In the meat supply chain, meat-packers are the middlemen or “intermediary” between farmers and consumers. The researchers combined processing and retailing into a single intermediary category and developed statistical models to simulate how major shocks affect the farmer-middleman-consumer supply chain. Next, they compared the performance of four different policies for mitigating those shocks on the simulated data. The researchers found that the first policy — increasing competition among intermediaries — improved the resilience of most markets, making it a win-win for farmers and consumers. A real-world example is the U.S. Department of Agriculture’s Packers and Stockyard Act for meat-processing industries, which prohibits manipulating prices, restricting the flow of foods, and creating monopolies. This 1921 law, says Hadachek, has been an effective tool for combating anticompetitive practices among food intermediaries for many years.

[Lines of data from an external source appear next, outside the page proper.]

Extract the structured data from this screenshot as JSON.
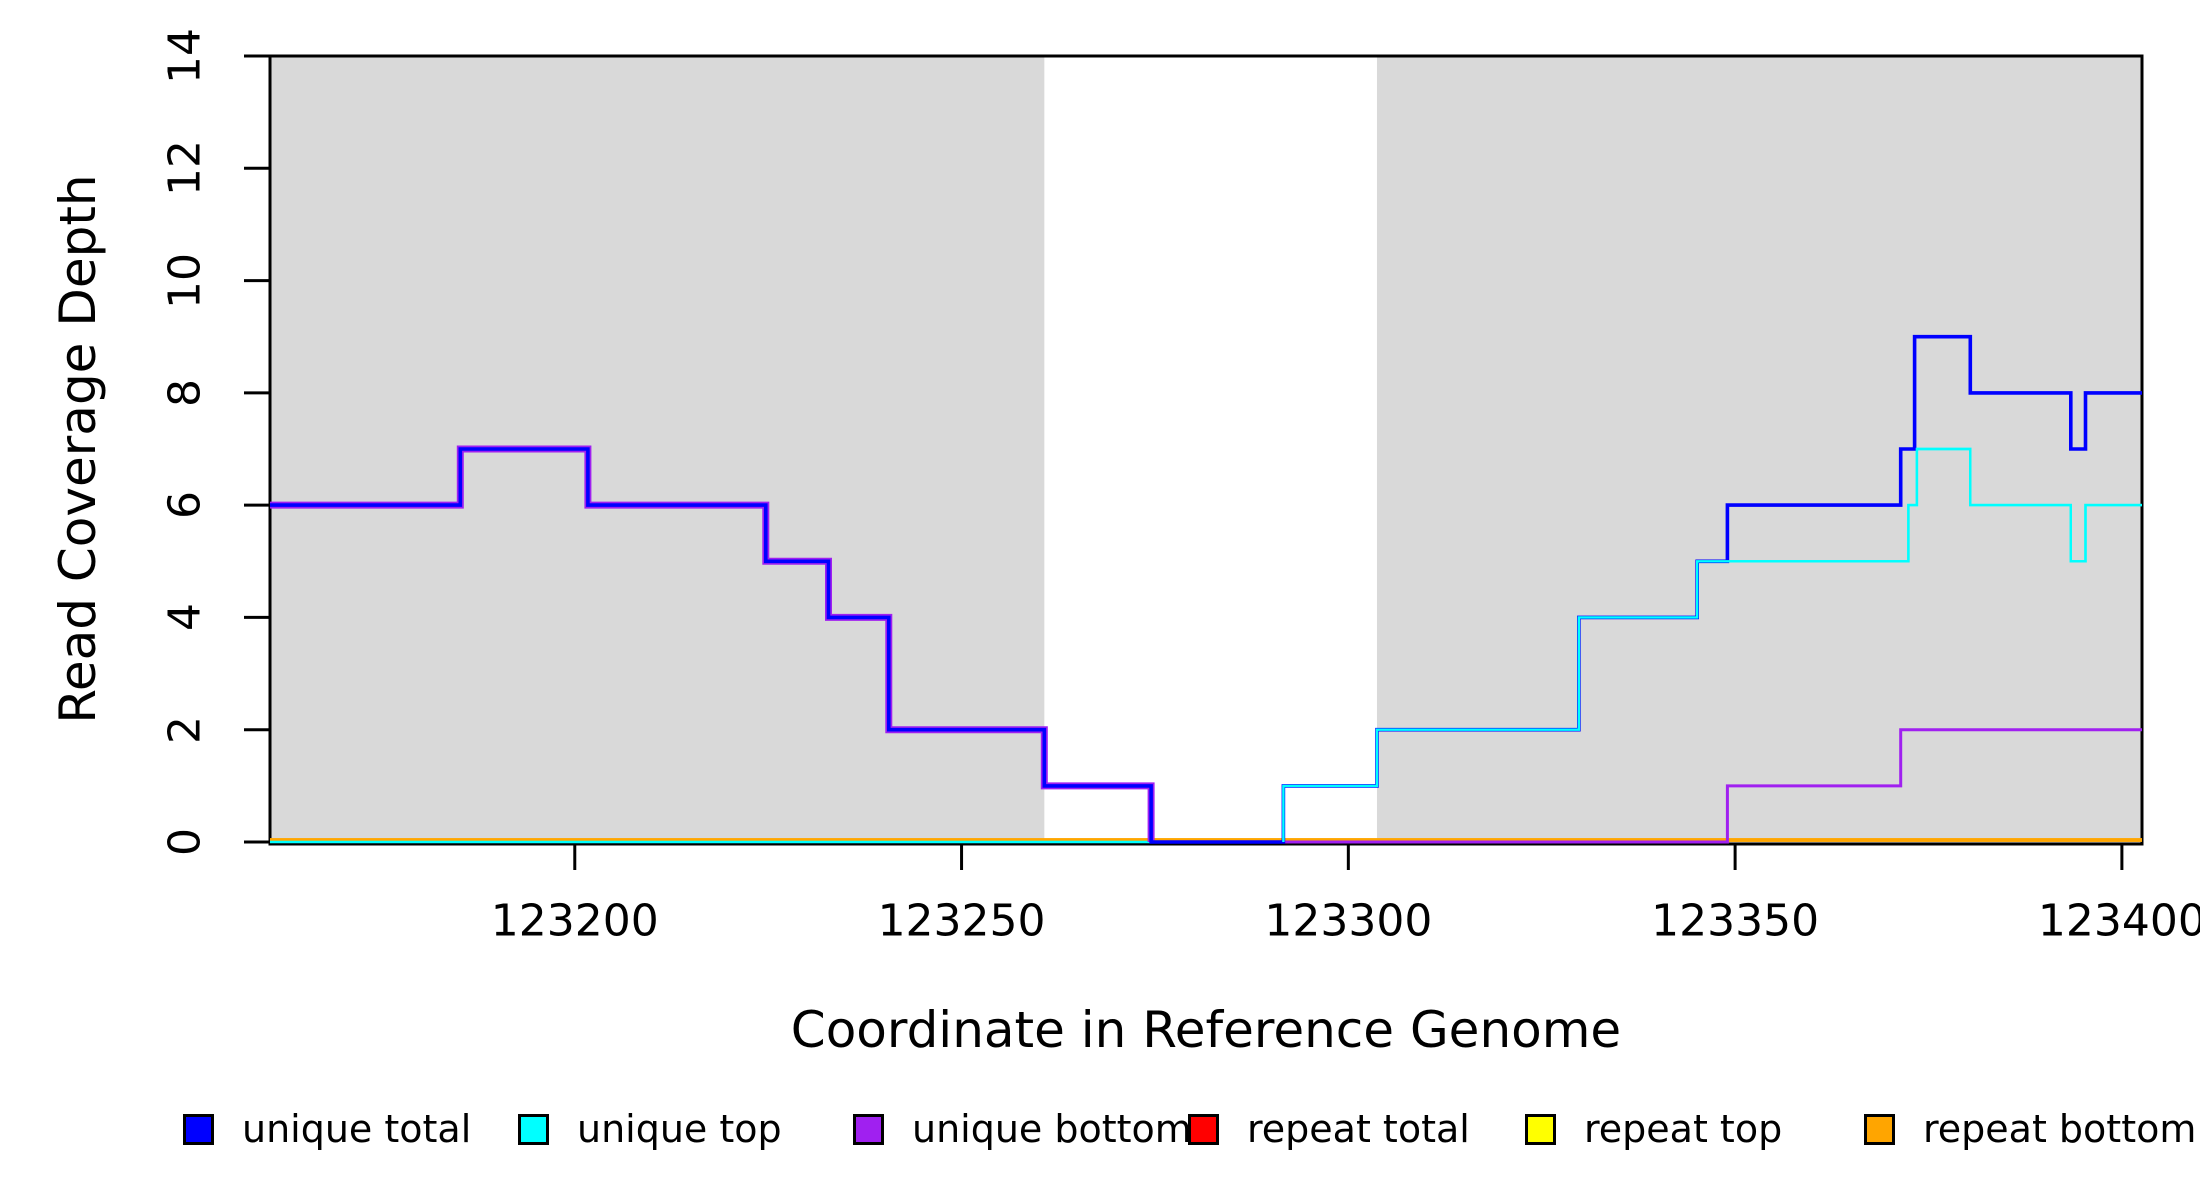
{
  "figure": {
    "background": "#ffffff",
    "plot_background_shading": "#d9d9d9"
  },
  "axes": {
    "x": {
      "title": "Coordinate in Reference Genome",
      "ticks": [
        123200,
        123250,
        123300,
        123350,
        123400
      ],
      "tick_labels": [
        "123200",
        "123250",
        "123300",
        "123350",
        "123400"
      ]
    },
    "y": {
      "title": "Read Coverage Depth",
      "ticks": [
        0,
        2,
        4,
        6,
        8,
        10,
        12,
        14
      ],
      "tick_labels": [
        "0",
        "2",
        "4",
        "6",
        "8",
        "10",
        "12",
        "14"
      ]
    }
  },
  "legend": {
    "items": [
      {
        "label": "unique total",
        "color": "#0000ff"
      },
      {
        "label": "unique top",
        "color": "#00ffff"
      },
      {
        "label": "unique bottom",
        "color": "#a020f0"
      },
      {
        "label": "repeat total",
        "color": "#ff0000"
      },
      {
        "label": "repeat top",
        "color": "#ffff00"
      },
      {
        "label": "repeat bottom",
        "color": "#ffa500"
      }
    ]
  },
  "chart_data": {
    "type": "line",
    "subtype": "step",
    "title": "",
    "xlabel": "Coordinate in Reference Genome",
    "ylabel": "Read Coverage Depth",
    "xlim": [
      123160.6,
      123402.6
    ],
    "ylim": [
      0,
      14
    ],
    "x_ticks": [
      123200,
      123250,
      123300,
      123350,
      123400
    ],
    "y_ticks": [
      0,
      2,
      4,
      6,
      8,
      10,
      12,
      14
    ],
    "grid": false,
    "legend_position": "bottom",
    "x_end": 123402.6,
    "shaded_regions": [
      {
        "x0": 123160.6,
        "x1": 123260.7,
        "color": "#d9d9d9"
      },
      {
        "x0": 123303.7,
        "x1": 123402.6,
        "color": "#d9d9d9"
      }
    ],
    "render_hints": {
      "coincident_bottom_total_until": 123274.5,
      "coincident_top_total_from": 123291.6
    },
    "series": [
      {
        "name": "repeat total",
        "color": "#ff0000",
        "steps": [
          [
            123160.6,
            0
          ]
        ]
      },
      {
        "name": "repeat top",
        "color": "#ffff00",
        "steps": [
          [
            123160.6,
            0
          ]
        ]
      },
      {
        "name": "repeat bottom",
        "color": "#ffa500",
        "steps": [
          [
            123160.6,
            0
          ]
        ]
      },
      {
        "name": "unique top",
        "color": "#00ffff",
        "steps": [
          [
            123160.6,
            0
          ],
          [
            123291.6,
            1
          ],
          [
            123303.7,
            2
          ],
          [
            123329.8,
            4
          ],
          [
            123345.1,
            5
          ],
          [
            123372.4,
            6
          ],
          [
            123373.5,
            7
          ],
          [
            123380.4,
            6
          ],
          [
            123393.4,
            5
          ],
          [
            123395.3,
            6
          ]
        ]
      },
      {
        "name": "unique bottom",
        "color": "#a020f0",
        "steps": [
          [
            123160.6,
            6
          ],
          [
            123185.2,
            7
          ],
          [
            123201.7,
            6
          ],
          [
            123224.7,
            5
          ],
          [
            123232.8,
            4
          ],
          [
            123240.6,
            2
          ],
          [
            123260.7,
            1
          ],
          [
            123274.5,
            0
          ],
          [
            123349.0,
            1
          ],
          [
            123371.4,
            2
          ]
        ]
      },
      {
        "name": "unique total",
        "color": "#0000ff",
        "steps": [
          [
            123160.6,
            6
          ],
          [
            123185.2,
            7
          ],
          [
            123201.7,
            6
          ],
          [
            123224.7,
            5
          ],
          [
            123232.8,
            4
          ],
          [
            123240.6,
            2
          ],
          [
            123260.7,
            1
          ],
          [
            123274.5,
            0
          ],
          [
            123291.6,
            1
          ],
          [
            123303.7,
            2
          ],
          [
            123329.8,
            4
          ],
          [
            123345.1,
            5
          ],
          [
            123349.0,
            6
          ],
          [
            123371.4,
            7
          ],
          [
            123373.2,
            9
          ],
          [
            123380.4,
            8
          ],
          [
            123393.4,
            7
          ],
          [
            123395.3,
            8
          ]
        ]
      }
    ]
  }
}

The second policy encouraged the entry of new processors into the industry. The USDA used this tool in 2021 by providing $500 million to support the launch of new meat and poultry processing firms. The analysis found that this strategy only worked well in markets with “imperfect competition.” The researchers measured the level of competition on a scale of  (perfectly competitive market where processors have no control over prices) to 1 (pure monopoly in which processors can set prices at will). Market power, which is the ability to reduce capacity to raise prices, ranges from low to high in these settings.

Most U.S. food markets, says Hadachek, are in the 0.15 to 0.25 range, meaning that processors exercise 15–25% of the market power they would have under a monopoly. The fact that the performance of the second policy was highly dependent on the level of intermediary market power was one of the study’s key findings.

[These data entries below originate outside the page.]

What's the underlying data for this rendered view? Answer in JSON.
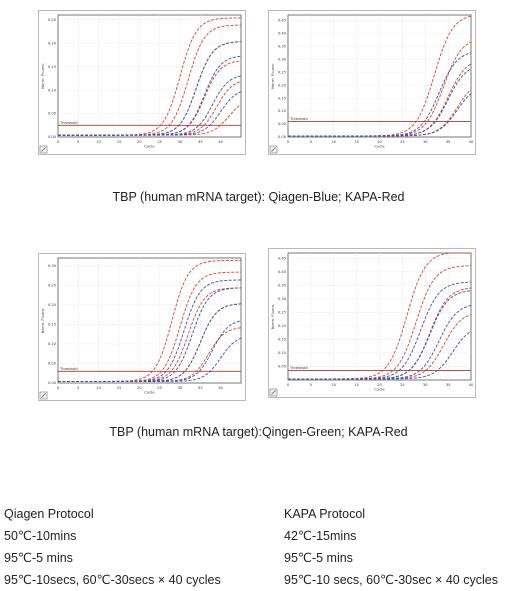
{
  "charts": [
    {
      "id": "p1",
      "chart_data": {
        "type": "line",
        "xlabel": "Cycle",
        "ylabel": "Norm. Fluoro.",
        "xlim": [
          0,
          45
        ],
        "ylim": [
          0.0,
          0.26
        ],
        "x_ticks": [
          "0",
          "5",
          "10",
          "15",
          "20",
          "25",
          "30",
          "35",
          "40"
        ],
        "y_ticks": [
          "0.00",
          "0.05",
          "0.10",
          "0.15",
          "0.20",
          "0.25"
        ],
        "threshold_label": "Threshold",
        "threshold_value": 0.025,
        "grid": true,
        "series": [
          {
            "color": "#d9432b",
            "midpoint": 30,
            "plateau": 0.25
          },
          {
            "color": "#d9432b",
            "midpoint": 32,
            "plateau": 0.235
          },
          {
            "color": "#d9432b",
            "midpoint": 34,
            "plateau": 0.2
          },
          {
            "color": "#d9432b",
            "midpoint": 36,
            "plateau": 0.16
          },
          {
            "color": "#d9432b",
            "midpoint": 39,
            "plateau": 0.12
          },
          {
            "color": "#d9432b",
            "midpoint": 42,
            "plateau": 0.08
          },
          {
            "color": "#3c4fa8",
            "midpoint": 34,
            "plateau": 0.2
          },
          {
            "color": "#3c4fa8",
            "midpoint": 36,
            "plateau": 0.17
          },
          {
            "color": "#3c4fa8",
            "midpoint": 38,
            "plateau": 0.13
          },
          {
            "color": "#3c4fa8",
            "midpoint": 40,
            "plateau": 0.1
          }
        ]
      }
    },
    {
      "id": "p2",
      "chart_data": {
        "type": "line",
        "xlabel": "Cycle",
        "ylabel": "Norm. Fluoro.",
        "xlim": [
          0,
          40
        ],
        "ylim": [
          0.0,
          0.47
        ],
        "x_ticks": [
          "0",
          "5",
          "10",
          "15",
          "20",
          "25",
          "30",
          "35",
          "40"
        ],
        "y_ticks": [
          "0.00",
          "0.05",
          "0.10",
          "0.15",
          "0.20",
          "0.25",
          "0.30",
          "0.35",
          "0.40",
          "0.45"
        ],
        "threshold_label": "Threshold",
        "threshold_value": 0.06,
        "grid": true,
        "series": [
          {
            "color": "#d9432b",
            "midpoint": 32,
            "plateau": 0.47
          },
          {
            "color": "#d9432b",
            "midpoint": 34,
            "plateau": 0.38
          },
          {
            "color": "#d9432b",
            "midpoint": 35,
            "plateau": 0.3
          },
          {
            "color": "#d9432b",
            "midpoint": 37,
            "plateau": 0.22
          },
          {
            "color": "#3c4fa8",
            "midpoint": 33,
            "plateau": 0.33
          },
          {
            "color": "#3c4fa8",
            "midpoint": 35,
            "plateau": 0.28
          },
          {
            "color": "#3c4fa8",
            "midpoint": 37,
            "plateau": 0.2
          }
        ]
      }
    },
    {
      "id": "p3",
      "chart_data": {
        "type": "line",
        "xlabel": "Cycle",
        "ylabel": "Norm. Fluoro.",
        "xlim": [
          0,
          45
        ],
        "ylim": [
          0.0,
          0.32
        ],
        "x_ticks": [
          "0",
          "5",
          "10",
          "15",
          "20",
          "25",
          "30",
          "35",
          "40"
        ],
        "y_ticks": [
          "0.00",
          "0.05",
          "0.10",
          "0.15",
          "0.20",
          "0.25",
          "0.30"
        ],
        "threshold_label": "Threshold",
        "threshold_value": 0.03,
        "grid": true,
        "series": [
          {
            "color": "#d9432b",
            "midpoint": 28,
            "plateau": 0.31
          },
          {
            "color": "#d9432b",
            "midpoint": 30,
            "plateau": 0.28
          },
          {
            "color": "#d9432b",
            "midpoint": 32,
            "plateau": 0.24
          },
          {
            "color": "#d9432b",
            "midpoint": 35,
            "plateau": 0.2
          },
          {
            "color": "#d9432b",
            "midpoint": 37,
            "plateau": 0.14
          },
          {
            "color": "#3c4fa8",
            "midpoint": 31,
            "plateau": 0.26
          },
          {
            "color": "#3c4fa8",
            "midpoint": 33,
            "plateau": 0.24
          },
          {
            "color": "#3c4fa8",
            "midpoint": 35,
            "plateau": 0.2
          },
          {
            "color": "#3c4fa8",
            "midpoint": 38,
            "plateau": 0.16
          },
          {
            "color": "#3c4fa8",
            "midpoint": 40,
            "plateau": 0.12
          }
        ]
      }
    },
    {
      "id": "p4",
      "chart_data": {
        "type": "line",
        "xlabel": "Cycle",
        "ylabel": "Norm. Fluoro.",
        "xlim": [
          0,
          40
        ],
        "ylim": [
          0.0,
          0.47
        ],
        "x_ticks": [
          "0",
          "5",
          "10",
          "15",
          "20",
          "25",
          "30",
          "35",
          "40"
        ],
        "y_ticks": [
          "0.05",
          "0.10",
          "0.15",
          "0.20",
          "0.25",
          "0.30",
          "0.35",
          "0.40",
          "0.45"
        ],
        "threshold_label": "Threshold",
        "threshold_value": 0.035,
        "grid": true,
        "series": [
          {
            "color": "#d9432b",
            "midpoint": 26,
            "plateau": 0.47
          },
          {
            "color": "#d9432b",
            "midpoint": 28,
            "plateau": 0.42
          },
          {
            "color": "#d9432b",
            "midpoint": 31,
            "plateau": 0.34
          },
          {
            "color": "#d9432b",
            "midpoint": 34,
            "plateau": 0.25
          },
          {
            "color": "#3c4fa8",
            "midpoint": 29,
            "plateau": 0.36
          },
          {
            "color": "#3c4fa8",
            "midpoint": 31,
            "plateau": 0.33
          },
          {
            "color": "#3c4fa8",
            "midpoint": 33,
            "plateau": 0.28
          },
          {
            "color": "#3c4fa8",
            "midpoint": 36,
            "plateau": 0.2
          }
        ]
      }
    }
  ],
  "captions": {
    "top": "TBP (human mRNA target): Qiagen-Blue; KAPA-Red",
    "bottom": "TBP (human mRNA target):Qingen-Green; KAPA-Red"
  },
  "protocols": {
    "qiagen": {
      "title": "Qiagen Protocol",
      "steps": [
        "50℃-10mins",
        "95℃-5 mins",
        "95℃-10secs, 60℃-30secs × 40 cycles"
      ]
    },
    "kapa": {
      "title": "KAPA Protocol",
      "steps": [
        "42℃-15mins",
        "95℃-5 mins",
        "95℃-10 secs, 60℃-30sec × 40 cycles"
      ]
    }
  }
}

The third policy was the introduction of laws against price gouging, which are determined at the state level in the U.S. An example is California’s spring 2020 executive order to cap price increases for eggs at 10% relative to average prices before the state declared its COVID-19- related emergency. The researchers found that restrictive price caps were more likely to cause product shortages and could be harmful in highly competitive markets, another key finding of the study. However, price caps performed much better in less competitive markets with higher processor market power.

The fourth policy — diversifying production into multiple geographical regions — offered limited benefits regardless of market features. This is largely because, in the meat industry, starting new cattle farms requires substantial upfront equipment, building, and labor costs that reduce the efficiency of meat production more than they improve resilience. This trade-off between efficiency and resilience was also observed for the third policy and is typical for many supply chains.

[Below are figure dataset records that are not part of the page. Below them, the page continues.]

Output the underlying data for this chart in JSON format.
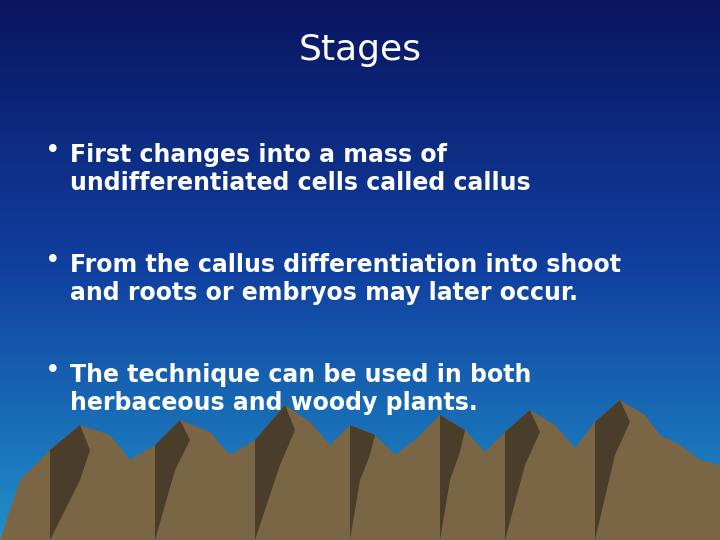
{
  "title": "Stages",
  "title_color": "#FFFFFF",
  "title_fontsize": 26,
  "bullet_points": [
    [
      "First changes into a mass of",
      "undifferentiated cells called callus"
    ],
    [
      "From the callus differentiation into shoot",
      "and roots or embryos may later occur."
    ],
    [
      "The technique can be used in both",
      "herbaceous and woody plants."
    ]
  ],
  "bullet_color": "#FFFFFF",
  "bullet_fontsize": 17,
  "bg_color_top": "#0A1560",
  "bg_color_mid": "#1040A0",
  "bg_color_bot": "#1080C0",
  "mountain_fill_color": "#7A6545",
  "mountain_dark_color": "#4A3D2A",
  "teal_color": "#00D4B8",
  "fig_width": 7.2,
  "fig_height": 5.4
}
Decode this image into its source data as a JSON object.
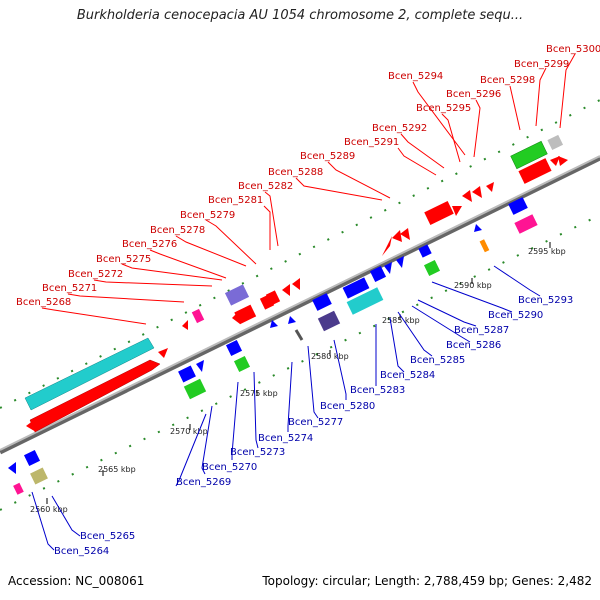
{
  "title": "Burkholderia cenocepacia AU 1054 chromosome 2, complete sequ...",
  "footer": {
    "accession": "Accession: NC_008061",
    "topology": "Topology: circular; Length: 2,788,459 bp; Genes: 2,482"
  },
  "colors": {
    "top_strand_label": "#cc0000",
    "bottom_strand_label": "#0000aa",
    "backbone": "#888888",
    "gene_red": "#ff0000",
    "gene_blue": "#0000ff",
    "gene_cyan": "#22cccc",
    "gene_green": "#22cc22",
    "gene_magenta": "#ff1493",
    "gene_purple": "#7a6bd6",
    "gene_darkpurple": "#4b3b8c",
    "gene_olive": "#bdb76b",
    "gene_gray": "#bdbdbd",
    "gene_orange": "#ff8c00",
    "tick_green": "#228b22"
  },
  "kbp_labels": [
    "2560 kbp",
    "2565 kbp",
    "2570 kbp",
    "2575 kbp",
    "2580 kbp",
    "2585 kbp",
    "2590 kbp",
    "2595 kbp"
  ],
  "top_labels": [
    "Bcen_5300",
    "Bcen_5299",
    "Bcen_5298",
    "Bcen_5294",
    "Bcen_5296",
    "Bcen_5295",
    "Bcen_5292",
    "Bcen_5291",
    "Bcen_5289",
    "Bcen_5288",
    "Bcen_5282",
    "Bcen_5281",
    "Bcen_5279",
    "Bcen_5278",
    "Bcen_5276",
    "Bcen_5275",
    "Bcen_5272",
    "Bcen_5271",
    "Bcen_5268"
  ],
  "bottom_labels": [
    "Bcen_5293",
    "Bcen_5290",
    "Bcen_5287",
    "Bcen_5286",
    "Bcen_5285",
    "Bcen_5284",
    "Bcen_5283",
    "Bcen_5280",
    "Bcen_5277",
    "Bcen_5274",
    "Bcen_5273",
    "Bcen_5270",
    "Bcen_5269",
    "Bcen_5265",
    "Bcen_5264"
  ]
}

“Fruits and vegetables that are grown exclusively in California are another example,” says Hadachek. “If a drought wipes out a fraction of California’s production, other states could make up for that loss, but this reduces market efficiency if both lines of production are maintained in normal times.” For consumers, less efficient production lines result in higher prices and greater fluctuation in shelf availability. Factors that boost efficiency include mechanization and the development of robust transportation networks, adds Hadachek.

The study’s take-home message, relevant not only to researchers but also to farmers and consumers, is stay flexible. “Consumers should be willing to substitute beef with chicken or pork, and farmers should avoid being pigeonholed into specialized facilities,” says Hadachek.

An example of the latter is that some California farmers produced lettuce only for restaurants and others only for grocery stores before the pandemic. The restaurant-specific producers, who struggled greatly during COVID-19, now know how to switch between multiple intermediaries.

“U.S. food supply chains were generally pretty resilient, with most products for most consumers being back on the shelves six to eight weeks after March 2020,” says Hadachek. “But our study and others highlight the importance of being as flexible and prepared as possible because future shocks may be different and could cause more disruption.”